Comcast’s private IP network still intersects with the Internet where streaming rivals like Netflix or Hulu are concerned. At some point, any streaming service must, by definition, traverse an ISP’s private IP network to get to consumers.

Hastings says he spent the weekend “enjoying four good internet video apps on my Xbox: Netflix, HBO GO, Xfinity, and Hulu.” But he complains that while Netflix, HBO Go and Hulu count against his Comcast Internet data cap, Comcast’s Xfinity app doesn’t.
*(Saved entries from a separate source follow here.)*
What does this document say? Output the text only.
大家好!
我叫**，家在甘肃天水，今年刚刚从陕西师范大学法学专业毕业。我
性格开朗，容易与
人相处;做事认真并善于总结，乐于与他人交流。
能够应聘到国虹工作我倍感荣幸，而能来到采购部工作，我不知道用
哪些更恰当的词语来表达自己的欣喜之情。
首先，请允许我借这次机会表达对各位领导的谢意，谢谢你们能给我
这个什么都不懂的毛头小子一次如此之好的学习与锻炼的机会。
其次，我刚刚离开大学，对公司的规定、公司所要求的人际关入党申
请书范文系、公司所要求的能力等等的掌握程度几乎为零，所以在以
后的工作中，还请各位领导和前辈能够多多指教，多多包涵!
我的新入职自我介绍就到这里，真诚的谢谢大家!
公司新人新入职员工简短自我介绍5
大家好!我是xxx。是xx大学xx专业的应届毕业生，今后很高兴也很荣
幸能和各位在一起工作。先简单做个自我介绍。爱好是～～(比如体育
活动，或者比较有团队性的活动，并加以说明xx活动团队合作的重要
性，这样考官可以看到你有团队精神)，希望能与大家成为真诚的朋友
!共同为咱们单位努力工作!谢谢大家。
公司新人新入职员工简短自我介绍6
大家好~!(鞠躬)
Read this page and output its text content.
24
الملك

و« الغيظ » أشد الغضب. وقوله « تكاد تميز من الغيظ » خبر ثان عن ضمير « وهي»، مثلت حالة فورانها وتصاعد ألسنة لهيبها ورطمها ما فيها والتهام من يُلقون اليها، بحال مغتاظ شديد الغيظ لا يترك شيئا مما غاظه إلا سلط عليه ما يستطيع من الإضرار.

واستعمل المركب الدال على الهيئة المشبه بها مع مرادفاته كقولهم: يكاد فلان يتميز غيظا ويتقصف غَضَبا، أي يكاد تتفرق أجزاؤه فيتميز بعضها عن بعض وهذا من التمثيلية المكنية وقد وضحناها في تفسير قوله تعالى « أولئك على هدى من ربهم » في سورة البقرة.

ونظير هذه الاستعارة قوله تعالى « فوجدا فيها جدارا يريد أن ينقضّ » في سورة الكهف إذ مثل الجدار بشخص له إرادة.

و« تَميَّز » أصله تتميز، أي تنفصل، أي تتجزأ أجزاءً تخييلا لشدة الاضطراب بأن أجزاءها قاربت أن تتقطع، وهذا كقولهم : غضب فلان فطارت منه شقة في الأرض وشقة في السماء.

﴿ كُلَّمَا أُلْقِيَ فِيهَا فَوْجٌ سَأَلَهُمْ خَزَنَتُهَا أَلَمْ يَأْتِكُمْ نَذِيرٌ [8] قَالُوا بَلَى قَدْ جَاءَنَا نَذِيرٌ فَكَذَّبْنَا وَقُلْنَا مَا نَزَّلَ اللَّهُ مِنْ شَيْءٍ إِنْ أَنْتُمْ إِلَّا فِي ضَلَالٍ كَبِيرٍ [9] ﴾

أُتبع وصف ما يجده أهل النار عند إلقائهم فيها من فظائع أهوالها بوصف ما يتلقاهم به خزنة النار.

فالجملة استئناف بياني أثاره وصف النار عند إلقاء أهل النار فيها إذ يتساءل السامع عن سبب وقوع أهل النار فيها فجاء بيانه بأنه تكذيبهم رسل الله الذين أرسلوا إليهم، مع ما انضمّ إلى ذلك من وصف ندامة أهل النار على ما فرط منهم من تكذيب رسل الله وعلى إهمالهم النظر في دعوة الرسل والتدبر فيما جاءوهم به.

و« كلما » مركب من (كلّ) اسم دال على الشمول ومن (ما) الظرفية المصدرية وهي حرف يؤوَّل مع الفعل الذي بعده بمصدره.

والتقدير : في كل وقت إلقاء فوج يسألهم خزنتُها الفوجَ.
Hastings continues:

For example, if I watch last night’s SNL episode on my Xbox through the Hulu app, it eats up about one gigabyte of my cap, but if I watch that same episode through the Xfinity Xbox app, it doesn’t use up my cap at all.

The same device, the same IP address, the same wifi, the same internet connection, but totally different cap treatment.

In what way is this neutral?

A simple enough question with an even simpler answer: It’s not. The question of whether it violates actual net neutrality rules as well as Comcast customers who’ll probably defend the ISP because they’re getting something for nothing notwithstanding, it’s the principle that matters here. You either make the playing field as level as possible, or establish a precedent whereby a highway’s proprietors, with their own vested traffic interests, control who pays at the toll booth and who doesn’t.